# New York Botanical Garden



## Happypaphy7 (Mar 13, 2017)

This is an annual "show" (more like exhibit) inside the glass house that run from mid February till early April. 
I skipped last two years because I got bored, but it is a nice get away in the winter when it is dead and brown outside still. 

I visited two weeks ago, but lazy me now posting some photos here.
Some orchids and some non-orchids. 

Colorful Dendrobium and Zygonisia (??).







My apology for crappy photo quality. 
This year's theme is Thailand and you can probably see there is a green elephant carrying flowers on the right side of the photo. Phalaenopsis all over. 






Oncidium Volcano Hula Halau 'Volcano Queen'
I could not get the color right, but this was my favorite. Electrifying red orange! 






Assortment of Miltoniopsis. My favorite group! 
It smells wonderful when you walk by these.


----------



## Happypaphy7 (Mar 13, 2017)

This was a great idea, I thought. 
Also, it is something I do with Vanda at home, when I ever have one.


----------



## Happypaphy7 (Mar 13, 2017)

I didn't take note of what this is, but it was very large and impressive!






There are two big Gardenia trees on both sides of the entrance of this section of the glass house, and this year, there are many many flowers.

I remember one year, there were many buds but hardly any were open.
Timing was great this year! 
I love the flower and the fragrance.

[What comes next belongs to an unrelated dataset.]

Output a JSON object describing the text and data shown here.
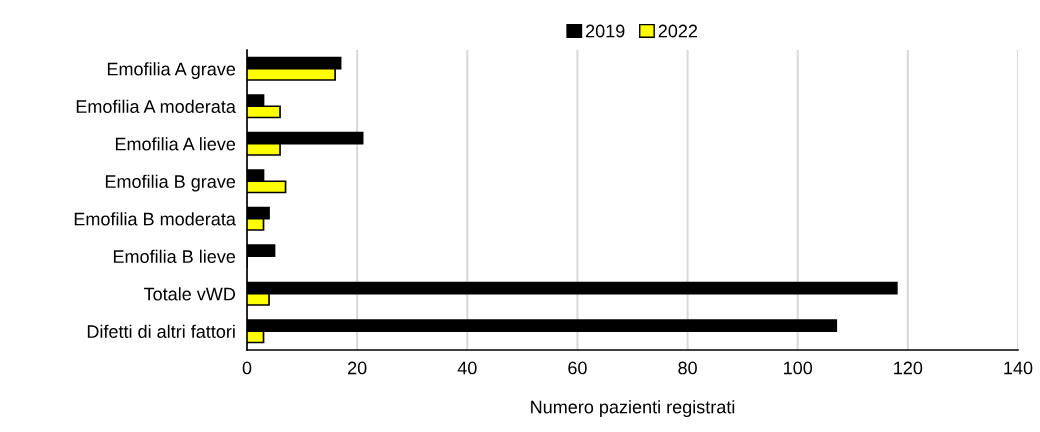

Among my favorite part of the visit here. 











Grape Fruit.

There were many flowers also and you can see and get the idea even though they came out dark in this shot.


----------



## Happypaphy7 (Mar 13, 2017)

And a close up of a moss on the rock, which reminds me of that mystic fairy tale like forest in Ireland and Norway.
love this little green guys.


----------



## abax (Mar 13, 2017)

Thank you for a lovely tour. The winter blast is coming
your way. I'd be running for the botanical garden in your
place...take a sleeping bag!


----------



## NYEric (Mar 13, 2017)

Thanks for sharing.


----------



## Marco (Mar 14, 2017)

Nice thanks for the tour!


----------



## Linus_Cello (Mar 14, 2017)

Happypaphy7 said:


> I didn't take note of what this is, but it was very large and impressive!



I believe this is Medinilla magnifica

http://www.logees.com/showy-medinilla-medinilla-magnifica.html


----------



## Happypaphy7 (Mar 14, 2017)

Thank you!

I've seen this sold as a pot plant at florist in the city, but usually with pink "flowers".

They look great in bloom and with fruit as in this shot.


----------



## Don I (Mar 14, 2017)

Thanks a lot. I agree with you on the red orange.
Don


----------



## Cosmic Orchid (Mar 14, 2017)

Beautiful! I just joined BBG so I can go to the night-before plant sale event in a few months. Originally looking for some old-garden-roses that are out of commerce, but will have to see if there are some nice orchids available. It's going to be a 4 hour drive but will make a visit out of it to family on Long Island (I've been upstate for 13 years now)!


----------